From Meta, a Wikimedia project coordination wiki

What are your open access policies?[edit]

WMF encourages open access and ties technical, financial and data collection support for research to openness requirements as an incentive for open-access projects. See Wikimedia Foundation support for details.

Where can I download images and media files?[edit]

For more information about downloading images and media files see Where are images and uploaded files.

Where can I get RDF data?[edit]

Wikipedia data is available in RDF format on the third-party website DBpedia.

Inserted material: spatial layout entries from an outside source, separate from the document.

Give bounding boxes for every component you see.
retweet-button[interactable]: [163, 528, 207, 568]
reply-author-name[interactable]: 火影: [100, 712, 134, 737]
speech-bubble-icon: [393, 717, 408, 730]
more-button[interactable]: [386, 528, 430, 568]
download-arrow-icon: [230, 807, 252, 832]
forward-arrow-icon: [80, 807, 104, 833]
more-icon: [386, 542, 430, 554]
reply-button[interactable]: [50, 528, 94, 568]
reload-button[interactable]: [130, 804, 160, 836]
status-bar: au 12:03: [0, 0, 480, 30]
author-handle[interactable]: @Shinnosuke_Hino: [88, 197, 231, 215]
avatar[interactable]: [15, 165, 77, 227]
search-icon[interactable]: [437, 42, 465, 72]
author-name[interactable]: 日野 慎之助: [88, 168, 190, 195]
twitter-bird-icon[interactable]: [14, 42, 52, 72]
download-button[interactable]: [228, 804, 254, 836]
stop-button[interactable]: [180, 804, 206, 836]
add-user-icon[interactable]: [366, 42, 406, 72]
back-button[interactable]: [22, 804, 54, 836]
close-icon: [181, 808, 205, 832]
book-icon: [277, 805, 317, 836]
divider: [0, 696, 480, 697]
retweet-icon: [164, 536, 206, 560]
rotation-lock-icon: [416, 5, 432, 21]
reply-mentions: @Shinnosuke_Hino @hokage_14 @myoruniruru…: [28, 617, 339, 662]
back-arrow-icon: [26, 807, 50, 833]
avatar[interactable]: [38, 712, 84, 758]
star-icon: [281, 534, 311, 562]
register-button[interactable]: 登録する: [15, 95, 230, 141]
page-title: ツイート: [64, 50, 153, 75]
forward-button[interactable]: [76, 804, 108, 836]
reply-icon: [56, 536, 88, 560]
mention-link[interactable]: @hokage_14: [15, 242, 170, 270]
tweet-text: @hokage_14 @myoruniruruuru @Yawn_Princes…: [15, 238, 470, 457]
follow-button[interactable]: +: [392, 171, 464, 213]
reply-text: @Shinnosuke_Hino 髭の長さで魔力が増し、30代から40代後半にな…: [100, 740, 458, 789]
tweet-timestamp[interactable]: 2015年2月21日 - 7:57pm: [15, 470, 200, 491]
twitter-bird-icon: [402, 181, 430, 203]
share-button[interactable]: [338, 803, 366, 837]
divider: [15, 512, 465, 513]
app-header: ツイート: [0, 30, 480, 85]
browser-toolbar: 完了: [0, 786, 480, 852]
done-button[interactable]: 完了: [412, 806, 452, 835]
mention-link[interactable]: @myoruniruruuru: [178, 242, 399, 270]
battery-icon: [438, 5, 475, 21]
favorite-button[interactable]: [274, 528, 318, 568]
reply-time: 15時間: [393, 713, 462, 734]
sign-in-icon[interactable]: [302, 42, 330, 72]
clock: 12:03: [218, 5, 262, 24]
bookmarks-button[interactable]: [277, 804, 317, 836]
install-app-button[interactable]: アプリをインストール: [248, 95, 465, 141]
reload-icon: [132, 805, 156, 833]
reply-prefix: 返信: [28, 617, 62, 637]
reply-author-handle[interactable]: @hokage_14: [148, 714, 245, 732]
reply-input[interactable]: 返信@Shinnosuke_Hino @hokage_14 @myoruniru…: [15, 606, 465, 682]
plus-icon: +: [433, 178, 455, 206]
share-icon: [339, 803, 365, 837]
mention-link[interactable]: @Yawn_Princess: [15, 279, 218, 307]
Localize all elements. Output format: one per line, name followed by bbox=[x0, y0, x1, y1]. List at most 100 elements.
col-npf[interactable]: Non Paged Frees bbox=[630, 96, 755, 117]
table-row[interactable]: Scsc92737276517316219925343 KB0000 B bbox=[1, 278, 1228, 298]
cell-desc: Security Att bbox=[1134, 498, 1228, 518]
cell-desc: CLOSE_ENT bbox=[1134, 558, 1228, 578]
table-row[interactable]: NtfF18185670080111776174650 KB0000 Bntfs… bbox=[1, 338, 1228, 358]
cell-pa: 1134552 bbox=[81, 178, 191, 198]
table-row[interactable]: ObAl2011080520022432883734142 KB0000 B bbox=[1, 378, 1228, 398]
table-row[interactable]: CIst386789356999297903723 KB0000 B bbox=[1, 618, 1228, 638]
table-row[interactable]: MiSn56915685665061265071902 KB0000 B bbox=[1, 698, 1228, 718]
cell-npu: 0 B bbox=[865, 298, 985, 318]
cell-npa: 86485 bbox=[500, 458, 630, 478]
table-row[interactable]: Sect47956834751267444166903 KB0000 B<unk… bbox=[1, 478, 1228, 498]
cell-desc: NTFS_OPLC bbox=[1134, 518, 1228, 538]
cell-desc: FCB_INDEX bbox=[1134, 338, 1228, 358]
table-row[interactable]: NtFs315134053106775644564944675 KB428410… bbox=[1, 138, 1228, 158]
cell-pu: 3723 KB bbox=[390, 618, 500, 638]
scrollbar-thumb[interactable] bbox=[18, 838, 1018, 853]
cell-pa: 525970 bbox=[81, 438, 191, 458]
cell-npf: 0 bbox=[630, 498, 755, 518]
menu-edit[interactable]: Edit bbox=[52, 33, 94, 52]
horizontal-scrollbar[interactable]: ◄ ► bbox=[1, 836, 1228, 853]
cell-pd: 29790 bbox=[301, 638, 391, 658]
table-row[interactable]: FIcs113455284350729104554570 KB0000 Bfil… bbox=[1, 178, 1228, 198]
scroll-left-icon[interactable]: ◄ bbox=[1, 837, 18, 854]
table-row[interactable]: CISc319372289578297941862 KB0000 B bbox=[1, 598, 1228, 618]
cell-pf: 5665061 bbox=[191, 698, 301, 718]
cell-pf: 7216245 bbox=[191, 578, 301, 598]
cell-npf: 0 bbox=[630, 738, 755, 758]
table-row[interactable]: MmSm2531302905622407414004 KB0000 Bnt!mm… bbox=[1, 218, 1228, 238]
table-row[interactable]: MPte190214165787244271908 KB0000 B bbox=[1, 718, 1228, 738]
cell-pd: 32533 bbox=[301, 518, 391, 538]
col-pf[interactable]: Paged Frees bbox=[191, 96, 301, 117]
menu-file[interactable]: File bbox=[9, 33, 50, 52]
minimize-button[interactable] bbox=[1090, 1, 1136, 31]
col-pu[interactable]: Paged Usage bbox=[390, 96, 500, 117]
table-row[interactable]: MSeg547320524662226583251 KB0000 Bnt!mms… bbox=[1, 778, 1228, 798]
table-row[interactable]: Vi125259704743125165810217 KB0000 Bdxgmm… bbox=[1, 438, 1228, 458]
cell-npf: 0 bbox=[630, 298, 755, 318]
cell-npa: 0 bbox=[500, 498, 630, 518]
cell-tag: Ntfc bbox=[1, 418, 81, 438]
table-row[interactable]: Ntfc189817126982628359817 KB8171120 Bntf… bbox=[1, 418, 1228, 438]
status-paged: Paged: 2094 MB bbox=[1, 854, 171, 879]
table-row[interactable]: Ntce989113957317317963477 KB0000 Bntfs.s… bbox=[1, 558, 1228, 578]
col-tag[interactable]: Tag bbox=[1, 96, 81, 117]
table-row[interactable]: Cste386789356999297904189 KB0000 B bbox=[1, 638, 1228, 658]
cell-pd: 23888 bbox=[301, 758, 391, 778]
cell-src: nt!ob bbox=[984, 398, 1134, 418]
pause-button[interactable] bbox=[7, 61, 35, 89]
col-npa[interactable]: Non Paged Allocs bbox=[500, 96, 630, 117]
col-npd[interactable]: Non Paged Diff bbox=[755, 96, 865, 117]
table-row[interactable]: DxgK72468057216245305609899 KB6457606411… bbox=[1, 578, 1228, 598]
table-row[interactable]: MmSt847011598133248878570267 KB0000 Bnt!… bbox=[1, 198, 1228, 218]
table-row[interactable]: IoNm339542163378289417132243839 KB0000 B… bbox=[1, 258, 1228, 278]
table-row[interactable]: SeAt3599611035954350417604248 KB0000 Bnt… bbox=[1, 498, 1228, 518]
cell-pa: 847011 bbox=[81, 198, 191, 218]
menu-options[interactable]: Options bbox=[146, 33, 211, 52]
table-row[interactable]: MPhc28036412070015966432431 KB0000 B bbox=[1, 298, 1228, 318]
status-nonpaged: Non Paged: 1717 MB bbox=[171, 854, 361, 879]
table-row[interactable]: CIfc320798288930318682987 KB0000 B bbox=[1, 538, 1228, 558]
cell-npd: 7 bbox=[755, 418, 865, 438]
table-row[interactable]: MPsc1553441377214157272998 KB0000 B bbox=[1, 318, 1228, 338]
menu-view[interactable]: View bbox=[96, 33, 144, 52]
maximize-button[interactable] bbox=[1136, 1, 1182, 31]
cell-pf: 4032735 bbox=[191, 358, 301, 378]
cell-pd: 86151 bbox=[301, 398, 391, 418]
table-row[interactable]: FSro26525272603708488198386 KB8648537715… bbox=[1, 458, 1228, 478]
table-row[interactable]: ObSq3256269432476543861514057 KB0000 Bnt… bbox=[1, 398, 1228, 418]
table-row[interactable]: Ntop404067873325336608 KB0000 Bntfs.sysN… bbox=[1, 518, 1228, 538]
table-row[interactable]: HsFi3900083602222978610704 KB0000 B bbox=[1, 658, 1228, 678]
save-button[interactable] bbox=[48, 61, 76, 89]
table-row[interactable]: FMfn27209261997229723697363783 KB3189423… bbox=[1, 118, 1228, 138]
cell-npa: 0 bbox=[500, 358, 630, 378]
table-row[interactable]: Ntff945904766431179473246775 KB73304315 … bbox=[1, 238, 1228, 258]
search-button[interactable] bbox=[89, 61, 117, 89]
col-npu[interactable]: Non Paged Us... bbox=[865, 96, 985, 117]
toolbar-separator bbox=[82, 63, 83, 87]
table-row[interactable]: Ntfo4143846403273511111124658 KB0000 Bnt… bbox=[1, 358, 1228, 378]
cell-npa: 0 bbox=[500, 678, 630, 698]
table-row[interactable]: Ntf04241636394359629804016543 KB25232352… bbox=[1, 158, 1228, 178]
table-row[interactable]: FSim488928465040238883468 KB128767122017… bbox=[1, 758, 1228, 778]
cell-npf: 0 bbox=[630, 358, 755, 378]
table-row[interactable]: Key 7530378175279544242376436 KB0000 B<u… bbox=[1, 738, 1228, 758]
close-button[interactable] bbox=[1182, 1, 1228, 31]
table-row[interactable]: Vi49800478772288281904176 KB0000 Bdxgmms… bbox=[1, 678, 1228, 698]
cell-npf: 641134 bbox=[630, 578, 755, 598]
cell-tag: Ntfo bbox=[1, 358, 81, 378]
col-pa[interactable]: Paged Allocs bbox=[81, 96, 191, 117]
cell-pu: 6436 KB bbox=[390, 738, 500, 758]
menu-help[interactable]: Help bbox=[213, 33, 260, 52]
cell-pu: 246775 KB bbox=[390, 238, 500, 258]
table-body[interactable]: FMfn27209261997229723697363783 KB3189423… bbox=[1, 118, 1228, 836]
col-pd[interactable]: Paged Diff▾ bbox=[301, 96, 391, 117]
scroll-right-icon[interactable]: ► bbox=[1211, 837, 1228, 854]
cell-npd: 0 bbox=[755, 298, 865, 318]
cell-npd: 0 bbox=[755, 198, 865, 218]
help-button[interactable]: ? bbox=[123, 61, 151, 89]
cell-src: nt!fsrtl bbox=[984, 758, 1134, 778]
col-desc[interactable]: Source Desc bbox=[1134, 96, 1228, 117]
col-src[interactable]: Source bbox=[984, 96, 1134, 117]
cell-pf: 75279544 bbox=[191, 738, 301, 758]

Where can I get page view data?[edit]

The best source of page view data are the Pageview statistics collected from Squid logs. WikiStats offers some information about page views based on the same source. Note that these are not unique hits.

Do not use the API to get page view stats as many requests only make it to the Squid cache.

Where can I get unique visitors data?[edit]

See https://analytics.wikimedia.org/dashboards/vital-signs/

Where can I get editor data?[edit]

Edit counters:

You can also get a variety of editor data through the API, IRC recent changes feeds, and WikiStats (see WikiStats).

Is it OK to spider the website?[edit]

It's a very bad idea to spider Wikipedia projects' websites. It puts load on the servers and will take you longer than downloading the project's dump. Use the dumps when possible. If you have to spider the website, spread your requests in time and use low-traffic hours.